Chief book critic Michiko Kakutani tackled Susan Jacoby's "The Age of American Unreason," a jeremiad against American anti-intellectualism (often personified by Bush and conservatives) and used the book to give herself a boost onto her usual liberal high horse.
Kakutani accused conservatives of using "liberal" as an expletive, but in the next sentence hurled the word "neoconservative," a liberal expletive since the beginning of the Iraq War.
There are few subjects more timely than the one tackled by Susan Jacoby in her new book, "The Age of American Unreason," in which she asserts that "America is now ill with a powerful mutant strain of intertwined ignorance, anti-rationalism and anti-intellectualism."
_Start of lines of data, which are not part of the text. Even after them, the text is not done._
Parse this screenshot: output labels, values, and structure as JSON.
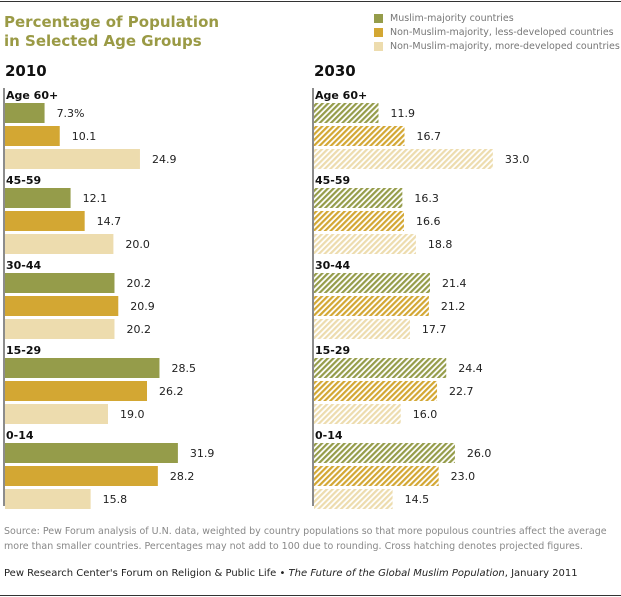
{
  "chart_data": {
    "type": "bar",
    "orientation": "horizontal",
    "title": "Percentage of Population in Selected Age Groups",
    "title_lines": [
      "Percentage of Population",
      "in Selected Age Groups"
    ],
    "categories": [
      "Age 60+",
      "45-59",
      "30-44",
      "15-29",
      "0-14"
    ],
    "legend": [
      {
        "name": "Muslim-majority countries",
        "color": "#959c4a"
      },
      {
        "name": "Non-Muslim-majority, less-developed countries",
        "color": "#d3a733"
      },
      {
        "name": "Non-Muslim-majority, more-developed countries",
        "color": "#eddcae"
      }
    ],
    "legend_position": "top-right",
    "grid": false,
    "panels": [
      {
        "label": "2010",
        "hatched": false,
        "series": [
          {
            "name": "Muslim-majority countries",
            "values": [
              7.3,
              12.1,
              20.2,
              28.5,
              31.9
            ]
          },
          {
            "name": "Non-Muslim-majority, less-developed countries",
            "values": [
              10.1,
              14.7,
              20.9,
              26.2,
              28.2
            ]
          },
          {
            "name": "Non-Muslim-majority, more-developed countries",
            "values": [
              24.9,
              20.0,
              20.2,
              19.0,
              15.8
            ]
          }
        ]
      },
      {
        "label": "2030",
        "hatched": true,
        "series": [
          {
            "name": "Muslim-majority countries",
            "values": [
              11.9,
              16.3,
              21.4,
              24.4,
              26.0
            ]
          },
          {
            "name": "Non-Muslim-majority, less-developed countries",
            "values": [
              16.7,
              16.6,
              21.2,
              22.7,
              23.0
            ]
          },
          {
            "name": "Non-Muslim-majority, more-developed countries",
            "values": [
              33.0,
              18.8,
              17.7,
              16.0,
              14.5
            ]
          }
        ]
      }
    ],
    "first_value_suffix": "%"
  },
  "source": "Source: Pew Forum analysis of U.N. data, weighted by country populations so that more populous countries affect the average more than smaller countries. Percentages may not add to 100 due to rounding. Cross hatching denotes projected figures.",
  "footer": {
    "org": "Pew Research Center's Forum on Religion & Public Life • ",
    "report": "The Future of the Global Muslim Population",
    "date": ", January 2011"
  }
}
For more than a decade there have been growing symptoms of this affliction, from fundamentalist assaults on the teaching of evolution to the Bush administration's willful disavowal of expert opinion on global warming and strategies for prosecuting the war in Iraq. Conservatives have turned the term "intellectual," like the term " liberal," into a dirty word in politics (even though neo-conservative intellectuals played a formative role in making the case for war against Iraq); policy positions tend to get less attention than personality and tactics in the current presidential campaign; and the democratizing influence of the Internet is working to banish expertise altogether, making everyone an authority on everything. Traditional policy channels involving careful analysis and debate have been circumvented by the Bush White House in favor of bold, gut-level calls, and reasoned public discussions have increasingly given way to noisy partisan warfare among politicians, commentators and bloggers alike.
Kakutani doesn't mention left-wing anti-intellectual, anti-science fears over nuclear power (which even France has embraced), or genetic modification (what the excitable left calls "Frankenstein Foods"). Not to mention the embrace of apocalyptic visions of drowned cities and mass death as a result of global warming.